Menurut Kepala pengurus Pondok Pesantren Millinium Roudlotul Jannah, Ali Mustofa Ahmad, pesantren Millinium bisa menampung para korban etnis Rohingnya sebanyak 150 orang khususnya dari kalangan anak-anak dan balita yang menjadi koran kekejian militer Myanmar.
Pihak pesantren akan menerima korban etnis Rohingnya dengan tangan terbuka, jika pemerintah memintanya untuk menampung anak-anak yang saat ini mencari perlindungan dan keamanan.
“Anak-anak dan balita yang menjadi korban etnis Rohingya rencananya akan kami tampung di ruang pondok pesantren putra dan putri, yang baru dengan kapasitas kurang lebih 150 anak,” kata Ali kepada kabarpas.com, Rabu (6/9).
Ali menjelaskan, memang saat ini belum ada yang meminta pihak pesantren untuk menerima para korban. Akan tetapi jika ada yang meminta, pihaknya akan menerima dengan tangan terbuka. Pasalnya, sesama Muslim dari manapun selama sesuai dengan ketentuan dan prosedur akan diterimanya.

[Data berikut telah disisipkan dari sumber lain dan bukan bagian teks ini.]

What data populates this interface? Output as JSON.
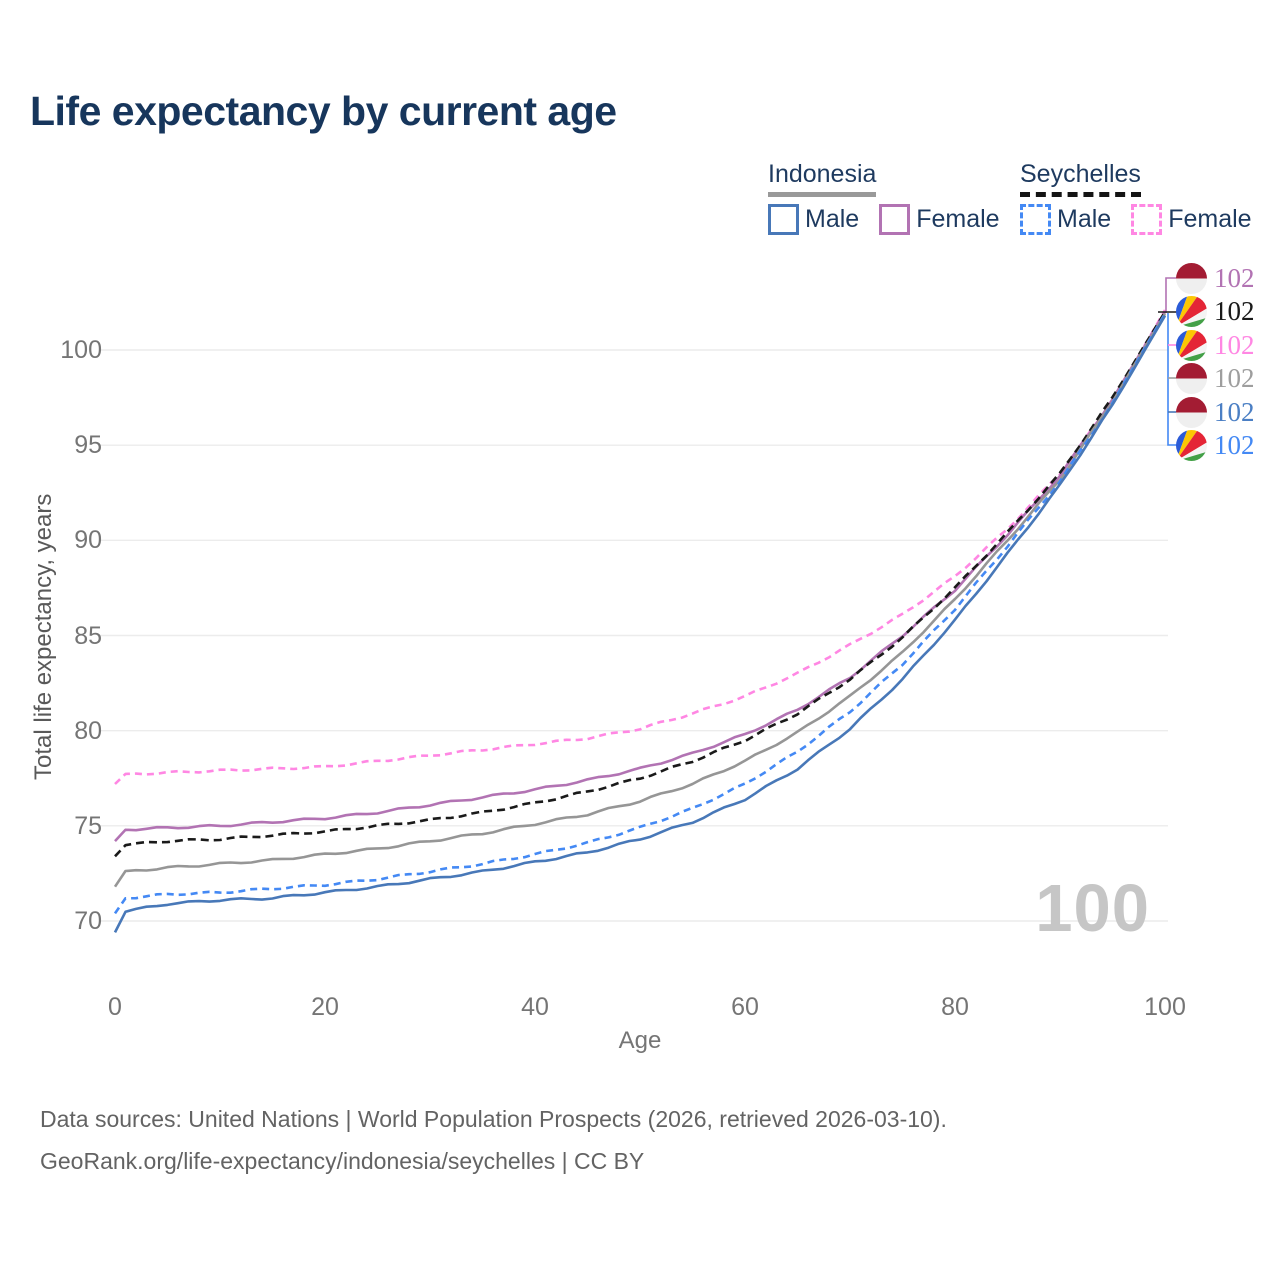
{
  "title": "Life expectancy by current age",
  "watermark": "100",
  "footer": {
    "line1": "Data sources: United Nations | World Population Prospects (2026, retrieved 2026-03-10).",
    "line2": "GeoRank.org/life-expectancy/indonesia/seychelles | CC BY"
  },
  "colors": {
    "title_text": "#17365c",
    "legend_text": "#1e3a5f",
    "tick_text": "#757575",
    "grid": "#ececec",
    "watermark": "#c6c6c6",
    "idn_male": "#4878b8",
    "idn_female": "#b273b3",
    "idn_total": "#969696",
    "syc_male": "#4489f4",
    "syc_female": "#ff87e3",
    "syc_total": "#1a1a1a"
  },
  "legend": {
    "groups": [
      {
        "country": "Indonesia",
        "underline_style": "solid",
        "underline_color": "#999999",
        "items": [
          {
            "label": "Male",
            "color": "#4878b8",
            "dash": false
          },
          {
            "label": "Female",
            "color": "#b273b3",
            "dash": false
          }
        ]
      },
      {
        "country": "Seychelles",
        "underline_style": "dashed",
        "underline_color": "#141414",
        "items": [
          {
            "label": "Male",
            "color": "#4489f4",
            "dash": true
          },
          {
            "label": "Female",
            "color": "#ff87e3",
            "dash": true
          }
        ]
      }
    ]
  },
  "end_labels": [
    {
      "series": "Indonesia Female",
      "flag": "indonesia",
      "value": "102",
      "color": "#b273b3"
    },
    {
      "series": "Seychelles",
      "flag": "seychelles",
      "value": "102",
      "color": "#1a1a1a"
    },
    {
      "series": "Seychelles Female",
      "flag": "seychelles",
      "value": "102",
      "color": "#ff87e3"
    },
    {
      "series": "Indonesia",
      "flag": "indonesia",
      "value": "102",
      "color": "#9e9e9e"
    },
    {
      "series": "Indonesia Male",
      "flag": "indonesia",
      "value": "102",
      "color": "#4b7fc4"
    },
    {
      "series": "Seychelles Male",
      "flag": "seychelles",
      "value": "102",
      "color": "#4489f4"
    }
  ],
  "chart_data": {
    "type": "line",
    "title": "Life expectancy by current age",
    "xlabel": "Age",
    "ylabel": "Total life expectancy, years",
    "xlim": [
      0,
      100
    ],
    "ylim": [
      69,
      103
    ],
    "x_ticks": [
      0,
      20,
      40,
      60,
      80,
      100
    ],
    "y_ticks": [
      70,
      75,
      80,
      85,
      90,
      95,
      100
    ],
    "grid": "horizontal",
    "legend_position": "top-right",
    "series": [
      {
        "name": "Seychelles Female",
        "country": "Seychelles",
        "sex": "female",
        "color": "#ff87e3",
        "dash": "7 5",
        "points": [
          [
            0,
            77.2
          ],
          [
            1,
            77.7
          ],
          [
            5,
            77.8
          ],
          [
            10,
            77.9
          ],
          [
            15,
            78.0
          ],
          [
            20,
            78.1
          ],
          [
            25,
            78.4
          ],
          [
            30,
            78.7
          ],
          [
            35,
            79.0
          ],
          [
            40,
            79.3
          ],
          [
            45,
            79.6
          ],
          [
            50,
            80.1
          ],
          [
            55,
            80.9
          ],
          [
            60,
            81.8
          ],
          [
            65,
            83.0
          ],
          [
            70,
            84.5
          ],
          [
            75,
            86.1
          ],
          [
            80,
            88.1
          ],
          [
            85,
            90.6
          ],
          [
            90,
            93.5
          ],
          [
            95,
            97.3
          ],
          [
            100,
            102.1
          ]
        ]
      },
      {
        "name": "Indonesia Female",
        "country": "Indonesia",
        "sex": "female",
        "color": "#b273b3",
        "dash": null,
        "points": [
          [
            0,
            74.2
          ],
          [
            1,
            74.8
          ],
          [
            5,
            74.9
          ],
          [
            10,
            75.0
          ],
          [
            15,
            75.2
          ],
          [
            20,
            75.4
          ],
          [
            25,
            75.7
          ],
          [
            30,
            76.1
          ],
          [
            35,
            76.5
          ],
          [
            40,
            76.9
          ],
          [
            45,
            77.4
          ],
          [
            50,
            78.0
          ],
          [
            55,
            78.8
          ],
          [
            60,
            79.8
          ],
          [
            65,
            81.1
          ],
          [
            70,
            82.8
          ],
          [
            75,
            85.0
          ],
          [
            80,
            87.4
          ],
          [
            85,
            90.3
          ],
          [
            90,
            93.4
          ],
          [
            95,
            97.4
          ],
          [
            100,
            102.0
          ]
        ]
      },
      {
        "name": "Seychelles",
        "country": "Seychelles",
        "sex": "total",
        "color": "#1a1a1a",
        "dash": "8 5",
        "points": [
          [
            0,
            73.4
          ],
          [
            1,
            74.0
          ],
          [
            5,
            74.2
          ],
          [
            10,
            74.3
          ],
          [
            15,
            74.5
          ],
          [
            20,
            74.7
          ],
          [
            25,
            75.0
          ],
          [
            30,
            75.3
          ],
          [
            35,
            75.7
          ],
          [
            40,
            76.2
          ],
          [
            45,
            76.8
          ],
          [
            50,
            77.5
          ],
          [
            55,
            78.4
          ],
          [
            60,
            79.5
          ],
          [
            65,
            80.9
          ],
          [
            70,
            82.7
          ],
          [
            75,
            84.9
          ],
          [
            80,
            87.5
          ],
          [
            85,
            90.4
          ],
          [
            90,
            93.5
          ],
          [
            95,
            97.5
          ],
          [
            100,
            102.0
          ]
        ]
      },
      {
        "name": "Indonesia",
        "country": "Indonesia",
        "sex": "total",
        "color": "#969696",
        "dash": null,
        "points": [
          [
            0,
            71.8
          ],
          [
            1,
            72.6
          ],
          [
            5,
            72.8
          ],
          [
            10,
            73.0
          ],
          [
            15,
            73.2
          ],
          [
            20,
            73.5
          ],
          [
            25,
            73.8
          ],
          [
            30,
            74.2
          ],
          [
            35,
            74.6
          ],
          [
            40,
            75.1
          ],
          [
            45,
            75.6
          ],
          [
            50,
            76.3
          ],
          [
            55,
            77.2
          ],
          [
            60,
            78.4
          ],
          [
            65,
            79.9
          ],
          [
            70,
            81.8
          ],
          [
            75,
            84.1
          ],
          [
            80,
            86.9
          ],
          [
            85,
            90.0
          ],
          [
            90,
            93.2
          ],
          [
            95,
            97.3
          ],
          [
            100,
            101.9
          ]
        ]
      },
      {
        "name": "Seychelles Male",
        "country": "Seychelles",
        "sex": "male",
        "color": "#4489f4",
        "dash": "7 5",
        "points": [
          [
            0,
            70.4
          ],
          [
            1,
            71.2
          ],
          [
            5,
            71.4
          ],
          [
            10,
            71.5
          ],
          [
            15,
            71.7
          ],
          [
            20,
            71.9
          ],
          [
            25,
            72.2
          ],
          [
            30,
            72.6
          ],
          [
            35,
            73.0
          ],
          [
            40,
            73.5
          ],
          [
            45,
            74.1
          ],
          [
            50,
            74.9
          ],
          [
            55,
            75.9
          ],
          [
            60,
            77.2
          ],
          [
            65,
            78.9
          ],
          [
            70,
            81.0
          ],
          [
            75,
            83.5
          ],
          [
            80,
            86.4
          ],
          [
            85,
            89.7
          ],
          [
            90,
            93.1
          ],
          [
            95,
            97.2
          ],
          [
            100,
            101.9
          ]
        ]
      },
      {
        "name": "Indonesia Male",
        "country": "Indonesia",
        "sex": "male",
        "color": "#4878b8",
        "dash": null,
        "points": [
          [
            0,
            69.4
          ],
          [
            1,
            70.5
          ],
          [
            5,
            70.9
          ],
          [
            10,
            71.1
          ],
          [
            15,
            71.2
          ],
          [
            20,
            71.5
          ],
          [
            25,
            71.8
          ],
          [
            30,
            72.2
          ],
          [
            35,
            72.6
          ],
          [
            40,
            73.1
          ],
          [
            45,
            73.6
          ],
          [
            50,
            74.3
          ],
          [
            55,
            75.2
          ],
          [
            60,
            76.4
          ],
          [
            65,
            78.0
          ],
          [
            70,
            80.1
          ],
          [
            75,
            82.7
          ],
          [
            80,
            85.8
          ],
          [
            85,
            89.3
          ],
          [
            90,
            92.9
          ],
          [
            95,
            97.1
          ],
          [
            100,
            101.8
          ]
        ]
      }
    ]
  }
}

“Kami akan menampung para korban jika sesuai prosedur dan perundang-undangan yang berlaku di Indonesia,” ujarnya.
Lebih lanjut Ali mengungkapkan, penghuni Pondok Pesantren yatim piatu, dhuafa dan bayi terlantar Millinium Roudlotul Jannah berjumlah 250 anak. Kesemua penghuni Ponpes Millinium tersebut merupakan bayi dan anak-anak yang terlantar hingga anak-anak yang dibuang oleh orang tuanya. (lid/mey).